Why this works: Some DisplayPort cables have pin 20 connected to +3.3V power. When the monitor sleeps, power on that pin fluctuates, triggering the GPU to think a new display was connected. VESA-certified cables leave pin 20 unconnected.

Step 3: Disable Fast Startup

This fixes loop wake issues that happen after a shutdown + power-on, not just after sleep.

  1. Open Control Panel -> Power Options.
  2. Click Choose what the power buttons do on the left.
  3. Click Change settings that are currently unavailable.
  4. Uncheck Turn on fast startup (recommended).
  5. Click Save changes and reboot.

Why this works: Fast Startup hibernates the kernel session. On resume, device drivers don’t get fully re-initialized, so the monitor’s power state gets confused. Disabling it forces a clean driver load every boot.

Step 4: Update GPU driver and monitor firmware

This is the last resort — it’s rare but can happen with specific monitor models (like LG 27GP950 or Dell S2721DGF).

  1. Download the latest GPU driver from NVIDIA or AMD directly. Use DDU (Display Driver Uninstaller) in safe mode to remove the old one first.
  2. Check your monitor manufacturer’s support page for firmware updates. LG and Dell have Windows-based updaters.
  3. If no firmware update exists, try disabling DSC in the monitor’s OSD (On-Screen Display) under Input settings.

Why this works: Some monitors had a bug where their firmware sent the HPD pulse incorrectly when entering sleep. A firmware fix changes the pulse timing so the GPU ignores it.

What to check if it still fails

If none of the above solved it, you have one of two problems:

  • A failing PSU — if the monitor’s internal power supply is dying, it can’t maintain stable voltage during sleep. The monitor will randomly cycle power.

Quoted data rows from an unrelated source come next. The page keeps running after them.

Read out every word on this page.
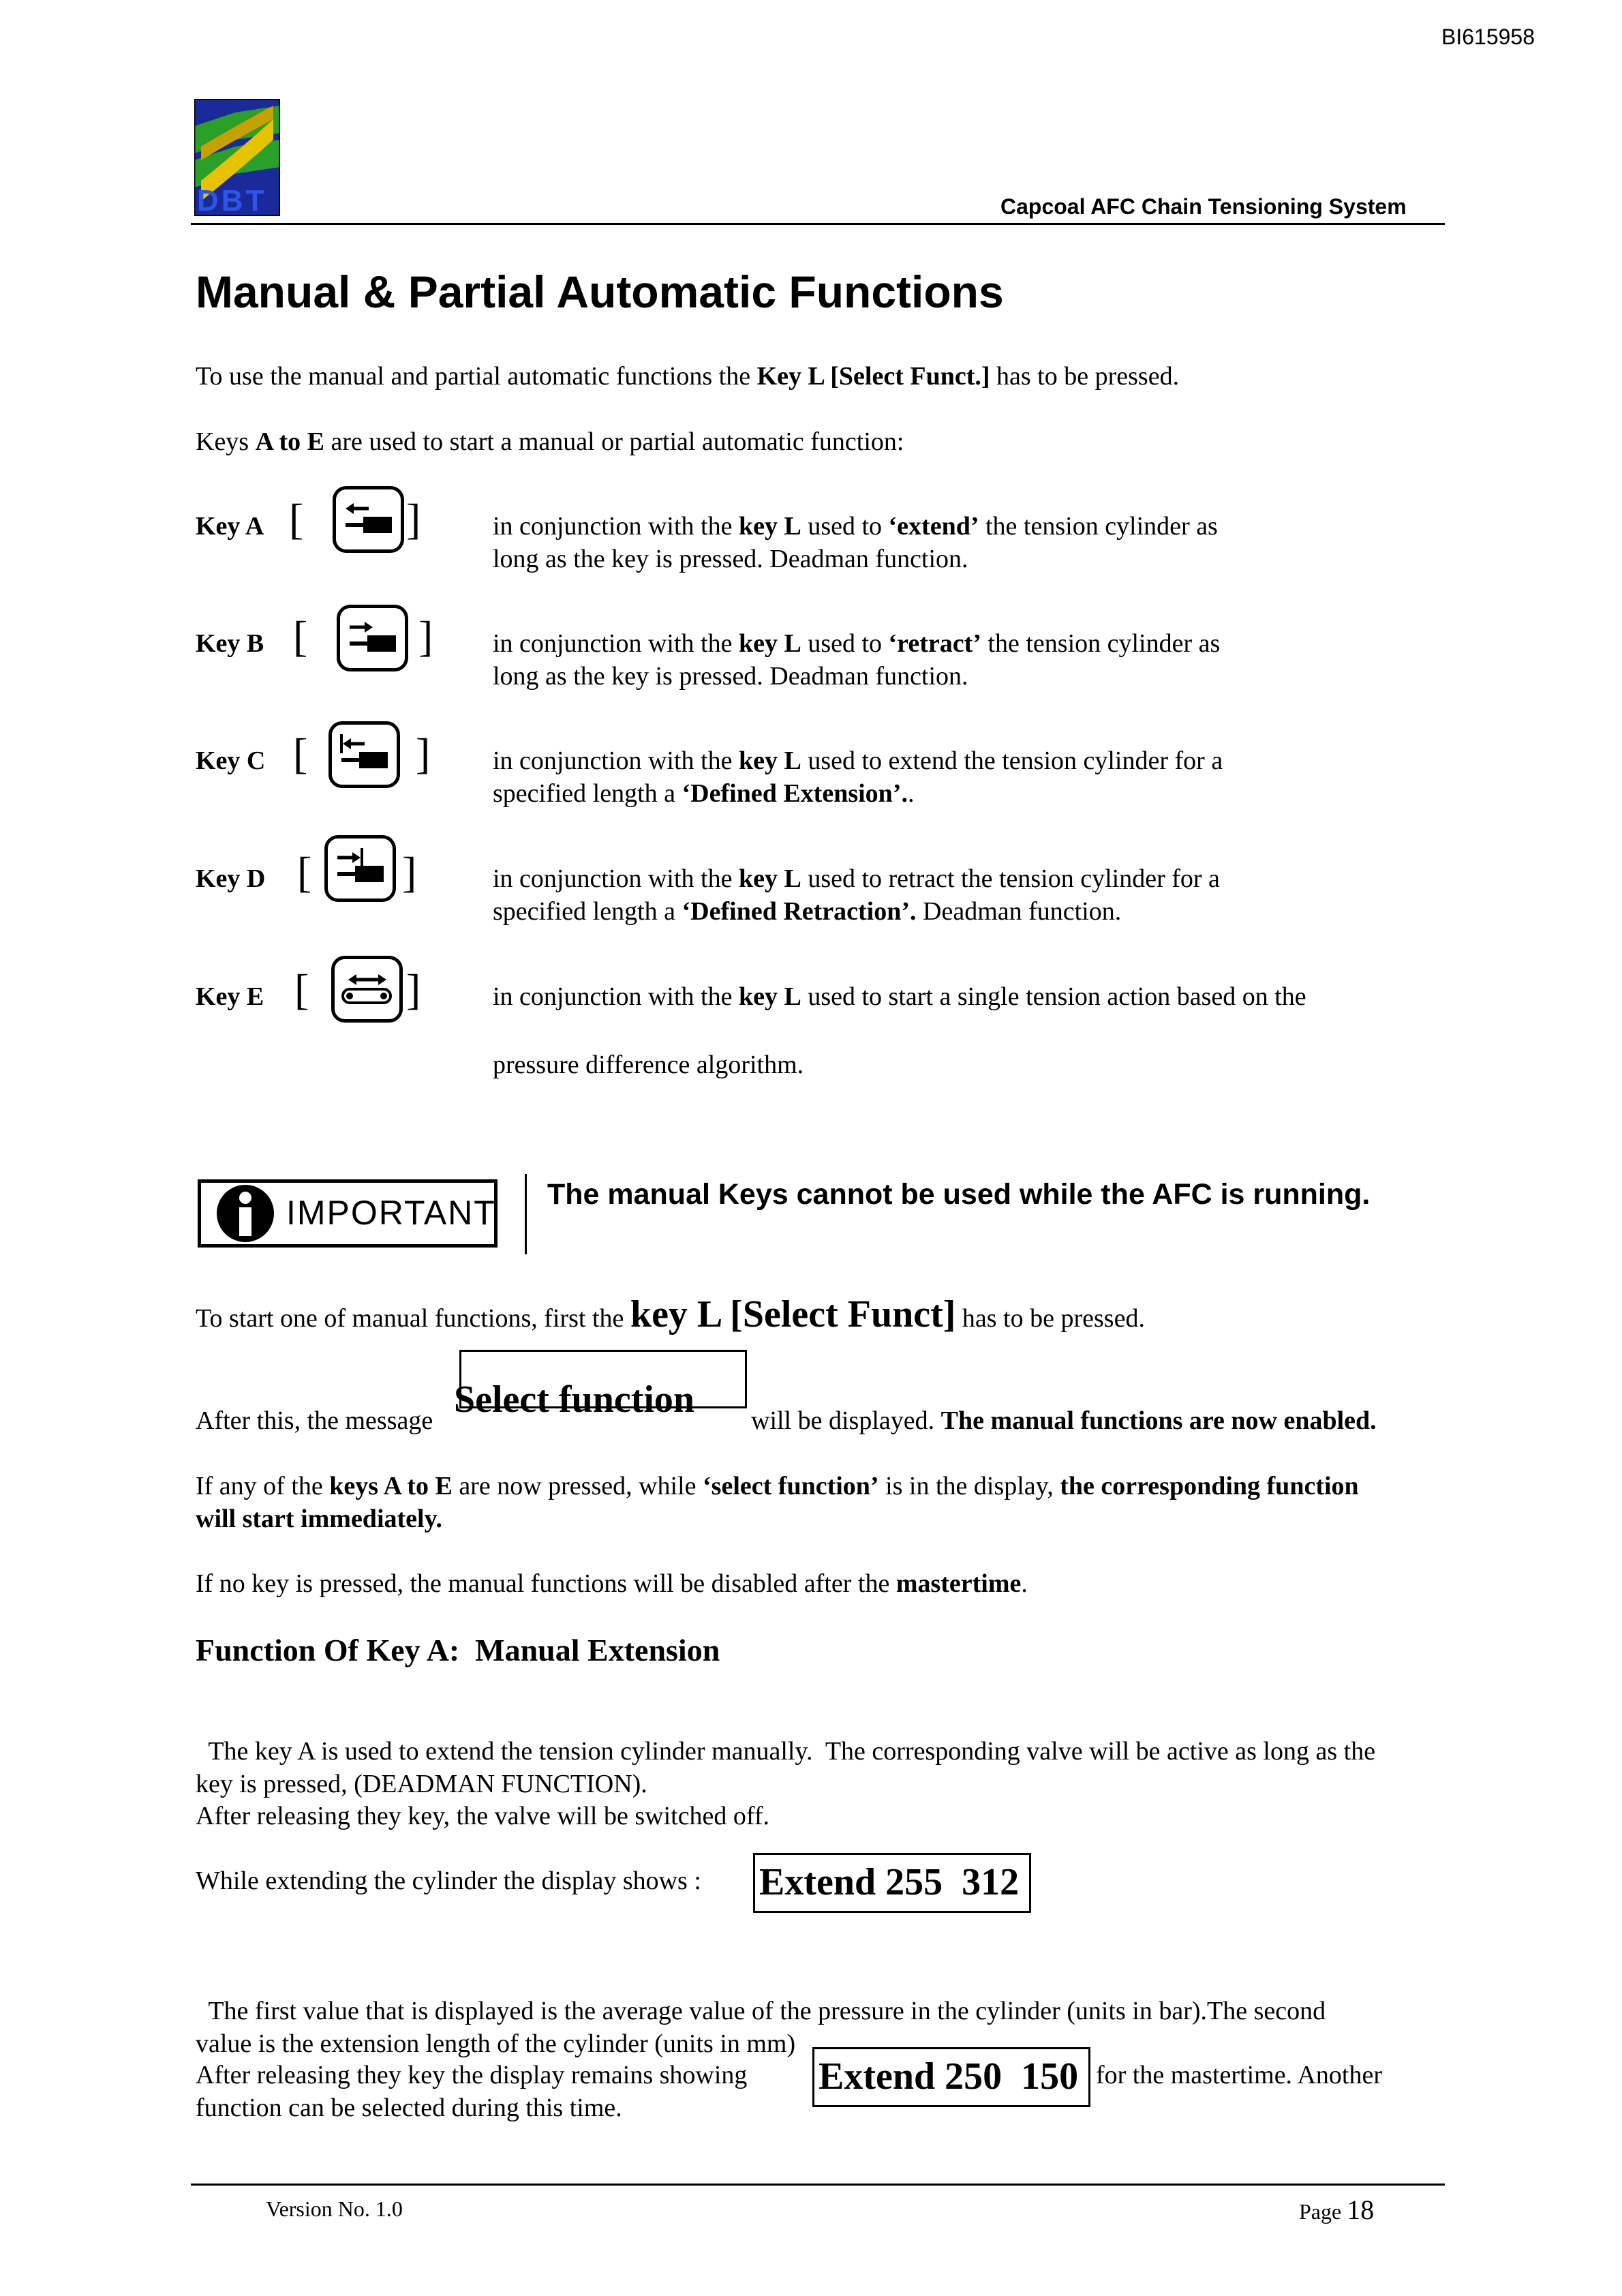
BI615958
DBT	Capcoal AFC Chain Tensioning System
Manual & Partial Automatic Functions
To use the manual and partial automatic functions the Key L [Select Funct.] has to be pressed.
Keys A to E are used to start a manual or partial automatic function:
Key A [ ]	in conjunction with the key L used to ‘extend’ the tension cylinder as
long as the key is pressed. Deadman function.
Key B [	] in conjunction with the key L used to ‘retract’ the tension cylinder as
long as the key is pressed. Deadman function.
Key C [ ] in conjunction with the key L used to extend the tension cylinder for a
specified length a ‘Defined Extension’..
Key D [ ]	in conjunction with the key L used to retract the tension cylinder for a
specified length a ‘Defined Retraction’. Deadman function.
Key E [ ]	in conjunction with the key L used to start a single tension action based on the
pressure difference algorithm.
IMPORTANT The manual Keys cannot be used while the AFC is running.
To start one of manual functions, first the key L [Select Funct] has to be pressed.
Select function
After this, the message	will be displayed. The manual functions are now enabled.
If any of the keys A to E are now pressed, while ‘select function’ is in the display, the corresponding function
will start immediately.
If no key is pressed, the manual functions will be disabled after the mastertime.
Function Of Key A:  Manual Extension

The key A is used to extend the tension cylinder manually.  The corresponding valve will be active as long as the
key is pressed, (DEADMAN FUNCTION).

After releasing they key, the valve will be switched off.
While extending the cylinder the display shows : Extend 255  312

The first value that is displayed is the average value of the pressure in the cylinder (units in bar).The second
value is the extension length of the cylinder (units in mm)

After releasing they key the display remains showing
function can be selected during this time.
Extend 250  150 for the mastertime. Another
Version No. 1.0	Page 18
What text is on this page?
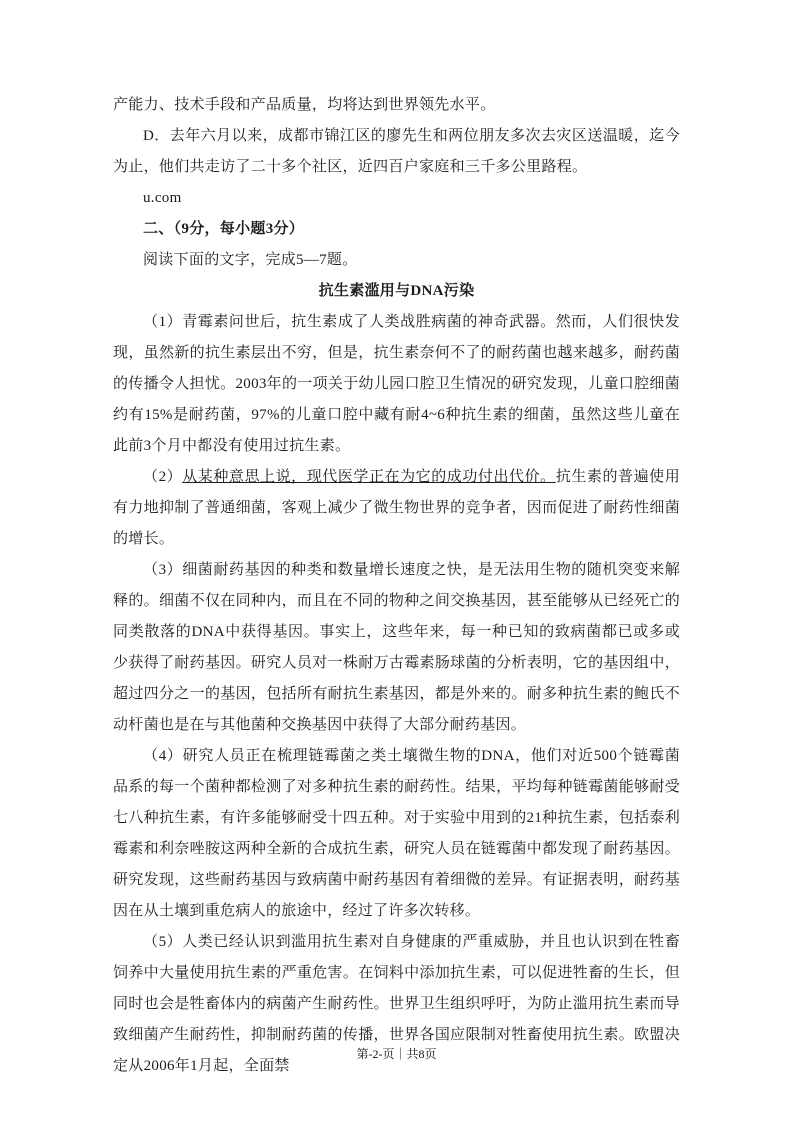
产能力、技术手段和产品质量，均将达到世界领先水平。

D．去年六月以来，成都市锦江区的廖先生和两位朋友多次去灾区送温暖，迄今为止，他们共走访了二十多个社区，近四百户家庭和三千多公里路程。

u.com

二、（9分，每小题3分）

阅读下面的文字，完成5—7题。

抗生素滥用与DNA污染

（1）青霉素问世后，抗生素成了人类战胜病菌的神奇武器。然而，人们很快发现，虽然新的抗生素层出不穷，但是，抗生素奈何不了的耐药菌也越来越多，耐药菌的传播令人担忧。2003年的一项关于幼儿园口腔卫生情况的研究发现，儿童口腔细菌约有15%是耐药菌，97%的儿童口腔中藏有耐4~6种抗生素的细菌，虽然这些儿童在此前3个月中都没有使用过抗生素。

（2）从某种意思上说，现代医学正在为它的成功付出代价。抗生素的普遍使用有力地抑制了普通细菌，客观上减少了微生物世界的竞争者，因而促进了耐药性细菌的增长。

（3）细菌耐药基因的种类和数量增长速度之快，是无法用生物的随机突变来解释的。细菌不仅在同种内，而且在不同的物种之间交换基因，甚至能够从已经死亡的同类散落的DNA中获得基因。事实上，这些年来，每一种已知的致病菌都已或多或少获得了耐药基因。研究人员对一株耐万古霉素肠球菌的分析表明，它的基因组中，超过四分之一的基因，包括所有耐抗生素基因，都是外来的。耐多种抗生素的鲍氏不动杆菌也是在与其他菌种交换基因中获得了大部分耐药基因。

（4）研究人员正在梳理链霉菌之类土壤微生物的DNA，他们对近500个链霉菌品系的每一个菌种都检测了对多种抗生素的耐药性。结果，平均每种链霉菌能够耐受七八种抗生素，有许多能够耐受十四五种。对于实验中用到的21种抗生素，包括泰利霉素和利奈唑胺这两种全新的合成抗生素，研究人员在链霉菌中都发现了耐药基因。研究发现，这些耐药基因与致病菌中耐药基因有着细微的差异。有证据表明，耐药基因在从土壤到重危病人的旅途中，经过了许多次转移。

（5）人类已经认识到滥用抗生素对自身健康的严重威胁，并且也认识到在牲畜饲养中大量使用抗生素的严重危害。在饲料中添加抗生素，可以促进牲畜的生长，但同时也会是牲畜体内的病菌产生耐药性。世界卫生组织呼吁，为防止滥用抗生素而导致细菌产生耐药性，抑制耐药菌的传播，世界各国应限制对牲畜使用抗生素。欧盟决定从2006年1月起，全面禁

第-2-页｜共8页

Test with a different monitor on the same PC to confirm.
  • A motherboard that’s leaking power on USB ports — some ASUS and Gigabyte boards (especially B450 and B550) keep +5V on USB even in sleep. Use powercfg -lastwake in an admin command prompt to see what woke the PC last. If it says “USB” but you disabled all devices, the motherboard has a hardware flaw. A BIOS update sometimes fixes it.

One last trick: try disabling C-States in BIOS (Advanced -> CPU Configuration -> C-States: Disabled). This keeps the CPU from entering deep idle states that glitch the USB controller. It adds a few watts of idle power draw, but it stops the wake loop dead.